Creating Secure Passwords

There are two elements to a secure password:

  • it must be difficult for an outsider to discover or guess
  • it must be easy for you to retrieve or remember

Generally, if a password is easy for you to retrieve or remember, crackers won’t have too much trouble discovering or guessing it. Fortunately, there are several tricks you can use to overcome this problem.

Rule 6: Learn the Rule, Disguise the Password

The password itself will need to be sufficiently random that it can’t be simply discovered or guessed. To keep it memorable, you do not need to learn the password itself. Instead, you learn one simple rule so that you can extract the password from a larger combination of characters. This means that unless you have a phenomenal memory, you will need to keep a record, either on paper or on a computer.

Wallets and purses can be stolen, and computers can be hacked into. If you are going to store an important password on a piece of paper in your wallet, or within your computer itself, or on a Post–It note attached to your computer monitor, you must disguise it.

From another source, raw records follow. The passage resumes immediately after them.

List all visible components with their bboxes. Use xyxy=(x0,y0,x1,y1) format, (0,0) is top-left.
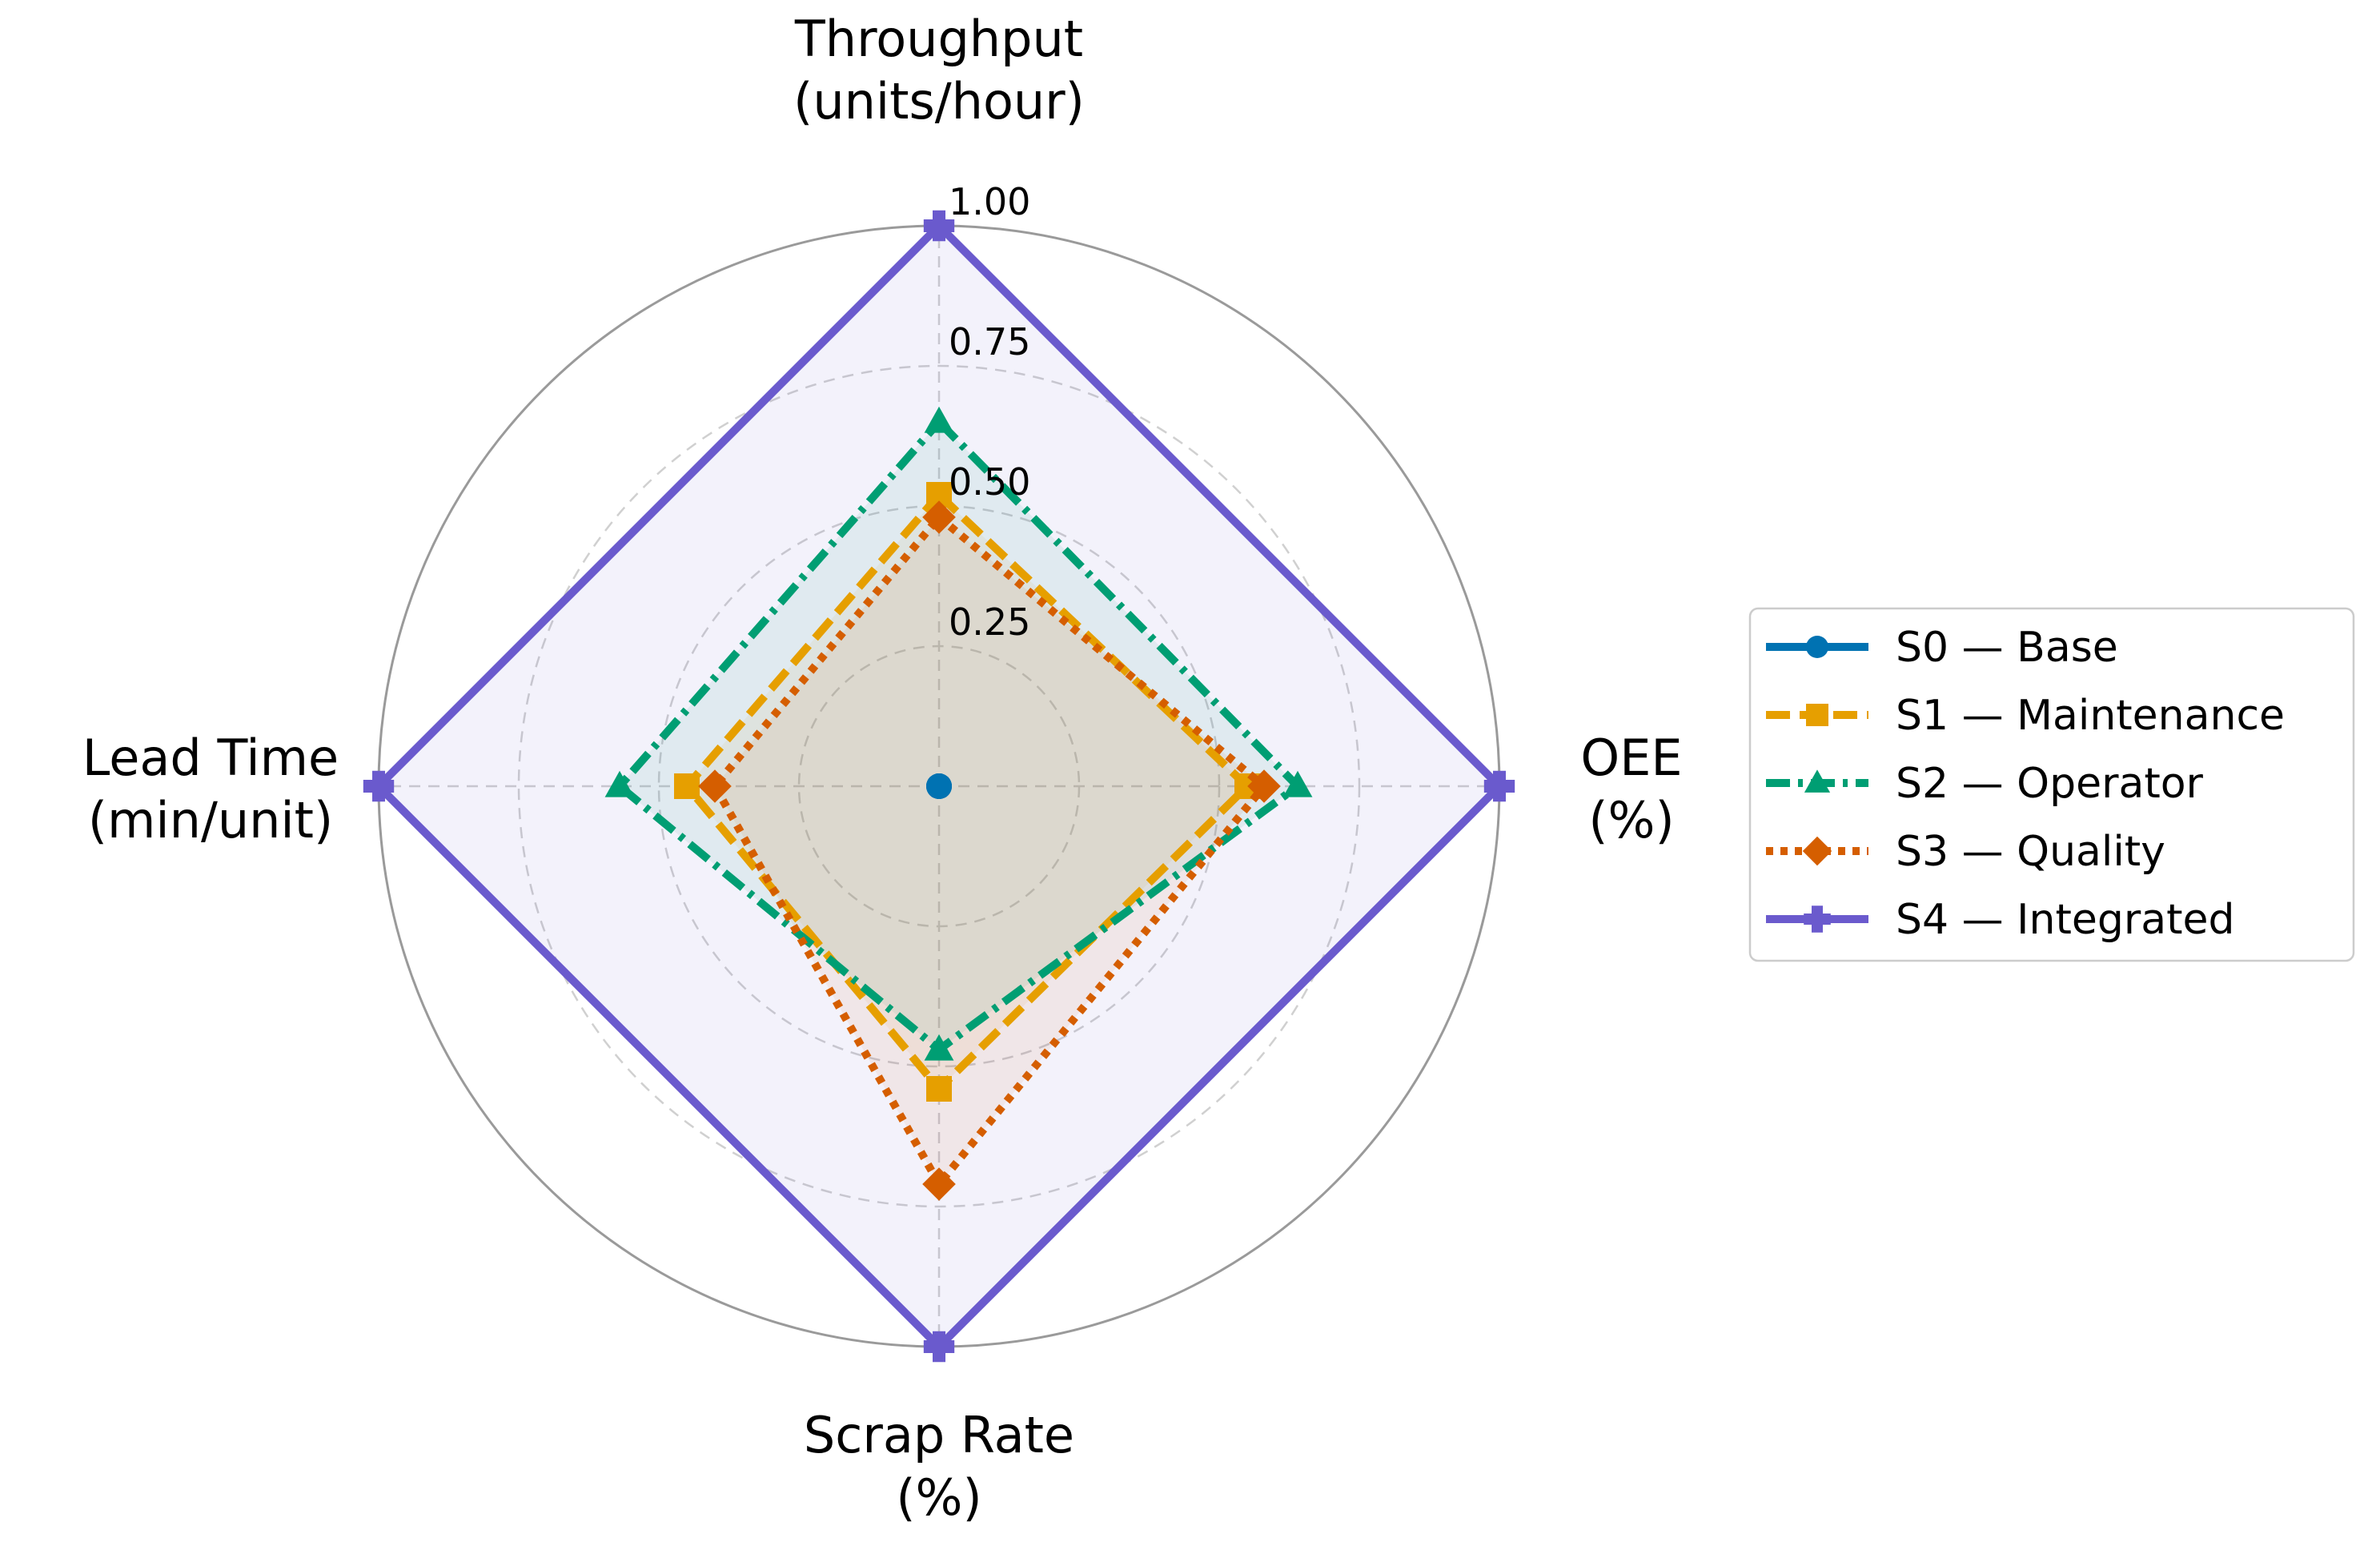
series-4-point-3 xyxy=(363,770,395,802)
series-3-point-3 xyxy=(698,769,732,803)
axis-label-3: Lead Time (min/unit) xyxy=(82,729,339,849)
series-3-point-0 xyxy=(922,500,956,534)
legend-label-2: S2 — Operator xyxy=(1896,760,2204,808)
series-fill-3 xyxy=(715,517,1264,1184)
tick-label-3: 1.00 xyxy=(949,180,1030,223)
tick-label-1: 0.50 xyxy=(949,460,1030,504)
legend-label-1: S1 — Maintenance xyxy=(1896,692,2285,740)
axis-labels: Throughput (units/hour) OEE (%) Scrap Rate (%… xyxy=(82,10,1683,1527)
series-1-point-2 xyxy=(926,1076,952,1102)
legend-label-0: S0 — Base xyxy=(1896,624,2118,672)
legend-marker-1 xyxy=(1806,704,1828,726)
legend-label-4: S4 — Integrated xyxy=(1896,896,2234,944)
legend-label-3: S3 — Quality xyxy=(1896,828,2165,876)
series-2-point-1 xyxy=(1282,770,1313,797)
axis-label-1: OEE (%) xyxy=(1580,729,1682,849)
series-2-point-3 xyxy=(604,770,635,797)
grid-circle-2 xyxy=(517,364,1361,1208)
series-0-point-3 xyxy=(926,773,952,799)
series-fill-1 xyxy=(687,495,1247,1089)
series-1-point-3 xyxy=(674,773,700,799)
tick-label-2: 0.75 xyxy=(949,320,1030,363)
legend-marker-3 xyxy=(1802,836,1832,866)
legend-marker-4 xyxy=(1804,906,1831,933)
legend-box xyxy=(1748,607,2355,962)
series-4-point-1 xyxy=(1483,770,1515,802)
series-fill-2 xyxy=(620,422,1298,1050)
legend-marker-0 xyxy=(1806,636,1828,658)
series-2-point-2 xyxy=(924,1034,954,1061)
series-4-point-0 xyxy=(923,210,955,242)
series-layer xyxy=(363,210,1515,1363)
series-3-point-2 xyxy=(922,1167,956,1201)
axis-label-0: Throughput (units/hour) xyxy=(793,10,1085,131)
tick-label-0: 0.25 xyxy=(949,600,1030,644)
legend-marker-2 xyxy=(1804,769,1831,793)
series-2-point-0 xyxy=(924,406,954,433)
series-4-point-2 xyxy=(923,1331,955,1363)
series-3-point-1 xyxy=(1247,769,1281,803)
tick-labels: 0.25 0.50 0.75 1.00 xyxy=(949,180,1030,644)
legend: S0 — Base S1 — Maintenance S2 — Operator S3… xyxy=(1748,607,2355,962)
axis-label-2: Scrap Rate (%) xyxy=(804,1406,1074,1527)
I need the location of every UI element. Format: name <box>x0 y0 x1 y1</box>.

How to Disguise a Simple Password

Let’s take a simple example: a 4–digit PIN. Let’s assume that your PIN is 8639. To disguise it, create a grid of numbers:
9 2 6 3
8 6 3 9
4 1 0 7
9 0 6 4

Write it down and keep it in your wallet. All you need to remember is this rule: look at the second line of numbers.

If you think that is still simple enough to be guessed, create a larger grid of numbers:
6 7 5 0 3 1 8
8 6 0 5 3 2 7
7 6 9 8 3 1 0
9 0 4 7 3 2 8
9 7 2 8 6 3 9
1 4 0 5 2 7 4
8 6 0 4 5 1 7

Now the rule is: go to the fifth line and look at the last four digits. Not too much to remember, and very difficult for anyone to guess, especially as most systems will shut down after three failed attempts.

How to Disguise a Complex Password

First, we need to invent a complex password. Let’s go for Ug_y5R._4wMt — 12 characters, a full range of letters, numbers and symbols, and practically impossible to guess.

Unfortunately, a password as complex as this is also practically impossible to remember, so we need to disguise it.

  • You could disguise it simply, for example by adding one character to the beginning: vUg_y5R._4wMt — you can store this on a piece of paper or on a computer, and all you have to remember is this rule: remove the first character.
  • Or you could disguise it more elaborately, by swapping the first 6 characters with the last 6 characters: ._4wMtUg_y5R, giving you a rule that’s very easy to learn but almost impossible to guess.
  • Or you could store only part of the password: g_y5R._4wMt — and learn this rule: add an upper–case U to the beginning.
  • Or you could add several characters to the beginning and the end: 2k^Ug_y5R._4wMt7/Y — and learn this rule: remove the first 3 characters and the last 3 characters.
  • Or you could disguise the password twice, by adding extra characters and using a grid:
    m D i 8 p L - . b W 3 a / f A v ^ 7
    9 N b G 4 ^ m . j O 0 g s X b Y 5 f
    / L p I 8 4 . 6 H b z 6 n V m 3 S e
    2 k ^ U g _ y 5 R . _ 4 w M t 7 / Y
    X g 5 . m p / a r O J ^ 4 9 f Q l 8

You are limited only by the complexity of the rule, not by the complexity of the password.

Keeping Your Passwords Secure

  • Do not use the same password on more than one account. If one account gets broken into, all the others will be vulnerable.
  • Do not share a password with anyone. Even if they are honest, they may divulge your information by accident. In particular, don’t hand over your password in exchange for a Marks and Spencer easter egg.
  • Change each password from time to time. Once a password has been replaced, never use it again.
  • Never tick a box that offers to remember a password for you. This defeats the whole purpose of having a password — anyone who gets access to your computer will be able to get access to the account.
  • If you like being sneaky, you could create documents containing false passwords, just in case your wallet gets stolen or your computer gets broken into!
  • Most importantly, take sensible internet security precautions. Even the most secure password is useless if you are deceived into giving it away, or if you unwittingly install a keylogger on your computer.